Each month, our President and CEO Michael McMahon gives his key insights; five tips, tricks, or words of wisdom on a topic that's prevalent to the industry, his experience, or a current trend. Read this month about the different ways you can measure success, and the importance of understanding the scale to which you’re being measured on. As Michael puts it, “The more clarity you have when communicating what your expectations are, the higher your company, and your partners, will perform."
When I was in high school, my interests spanned a wide variety of subjects and disciplines, and each was matched with varying levels of aptitude or skill. Two of my favorite areas of study were architecture and mechanical drafting. I actually loved owning my own Staedtler Architect's Scale, which is a ruler-like tool with a triangular cross section that provides you with 12 different scales, ranging from 3/32 of an inch, to three inches per foot. Back then, you couldn’t do much in drafting without first deciding on an intended scale for a drawing, and then using that scale to execute, read and evaluate the work. It was amazing how you could plan for and draw a project as simple as a piece of tooling, or as complex as a 2000 sq. ft. building without needing a larger piece of paper.
I look back on those times and draw conclusions about where I placed my focus, and how that effort and energy impacted my path in life. I can imagine, by simply editing out errors in judgment, hasty decisions and imperfect moments, exactly how things could have been. We’ve all done it- just polish that story up until it’s nice and shiny, and then compare it to present day in a way that is completely unproductive and even paralyzing!
Understanding the scale by which you’re working on is precisely the intention of professional performance measurement, and why it is so critical to choose the right scale or framework for measurement. I’m a fan of any accrual framework where known factors that impact our activities are applied at a moment in time, to create a much clearer picture. Of course, as we compete in spaces and places where timing is a significant factor, the challenge to measure our efforts and energy correctly increases significantly.
I love organizations that measure performance and success 12 different ways, and as you move parts and pieces around, it becomes obvious that those moves can impact other areas of the plan. These types of organizations are usually about doing something great. While they must comply with the top line limitations of budget, time, and other resources, they relentlessly chase spectacular results.If you want to be the best provider in your industry, it might mean that you can’t be the largest provider. If you want to be the biggest player, you might have to give up something in order to earn that badge. The more clarity you have when communicating what your expectations are, the higher your company, and your partners, will perform.

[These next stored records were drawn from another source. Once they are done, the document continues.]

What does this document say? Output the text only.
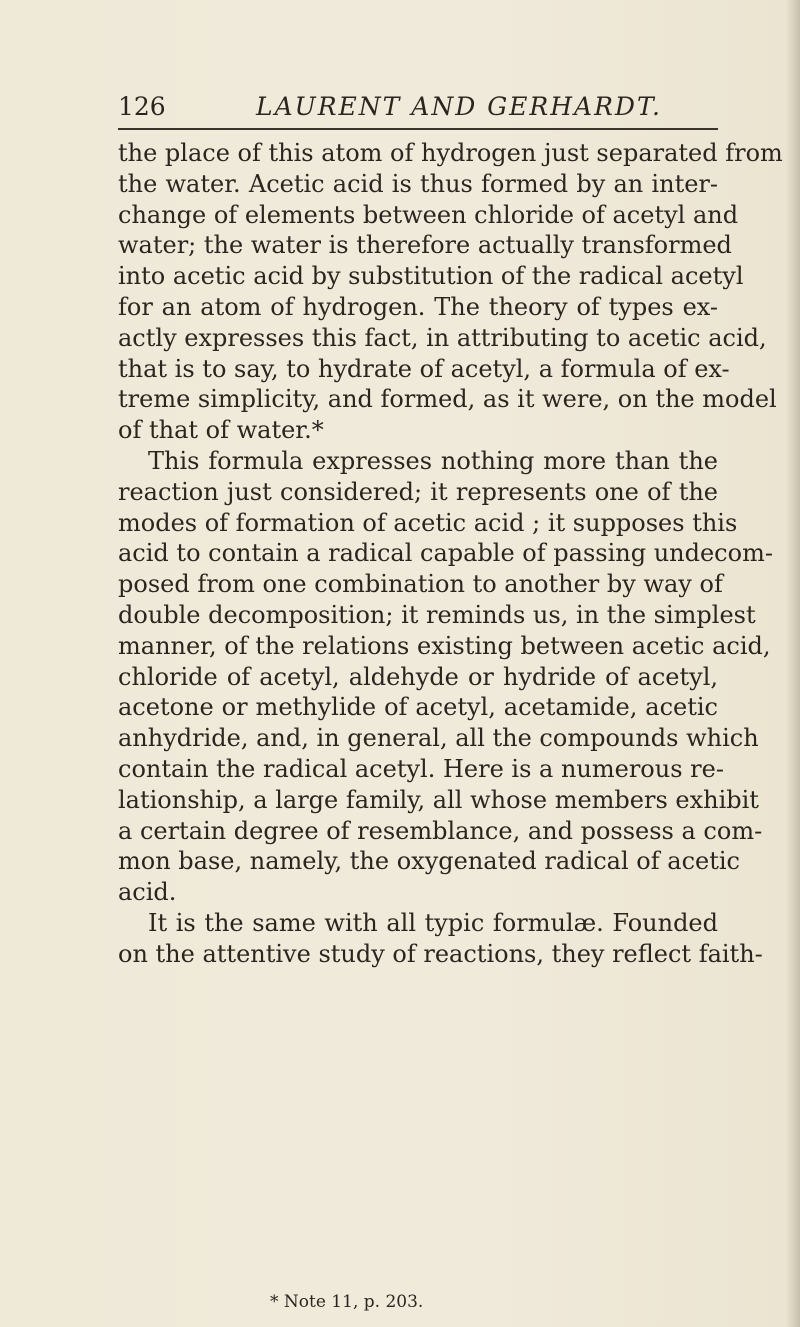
126	LAURENT AND GERHARDT.
the place of this atom of hydrogen just separated from
the water. Acetic acid is thus formed by an inter-
change of elements between chloride of acetyl and
water; the water is therefore actually transformed
into acetic acid by substitution of the radical acetyl
for an atom of hydrogen. The theory of types ex-
actly expresses this fact, in attributing to acetic acid,
that is to say, to hydrate of acetyl, a formula of ex-
treme simplicity, and formed, as it were, on the model
of that of water.*
This formula expresses nothing more than the
reaction just considered; it represents one of the
modes of formation of acetic acid ; it supposes this
acid to contain a radical capable of passing undecom-
posed from one combination to another by way of
double decomposition; it reminds us, in the simplest
manner, of the relations existing between acetic acid,
chloride of acetyl, aldehyde or hydride of acetyl,
acetone or methylide of acetyl, acetamide, acetic
anhydride, and, in general, all the compounds which
contain the radical acetyl. Here is a numerous re-
lationship, a large family, all whose members exhibit
a certain degree of resemblance, and possess a com-
mon base, namely, the oxygenated radical of acetic
acid.
It is the same with all typic formulæ. Founded
on the attentive study of reactions, they reflect faith-
* Note 11, p. 203.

Last year, one of our clients took on a new sales manager who quickly set out to achieve a BHAG (Big Hairy Audacious Goal). They wanted to double the unit sales at an upcoming event. No review of past history or incremental increase expectation, just a full on “let’s kick some butt” attitude toward performance going forward. Although the intention was met with significant fear, this leader was able to acquire the resources to support the challenge while simultaneously motivating all players toward a single goal. The results were astounding, and performance was just short of a 400% increase. Imagine the amazing challenge that this type of performance creates, and the need to evaluate and measure its impact across many departments and activities. All while knowing that the information might impact nearly every existing process that had been created to accommodate performance at a much lower level.
Transformation is always a function of a person or people with vision, and typically shows up in a way that demands that we do things differently. What most of us neglect to see is that seeing things differently lies in the vision, long before a single moment is applied, or a single tactical plan is applied.
Here are five takeaways on measuring goals and creating expectations:
• The past doesn’t equal the future, so stop using it as an outline
• Measure everything, but set your scale on “amazing”
• Avoid the pitfalls of compliance to the extent that you limit what is possible
• Chase “spectacular” as a norm, and resources won’t be a problem
• Enroll your colleagues and partners in your vision and share your BHAG
We’ve all been taught to measure and be measured, but unfortunately along the way, many of us have concluded that someone else decides exactly what scale we use. Don’t be afraid to scale up your expectations for what you and your organization can accomplish.
You’re going to be doing the work anyway, so why not shoot for exceptional!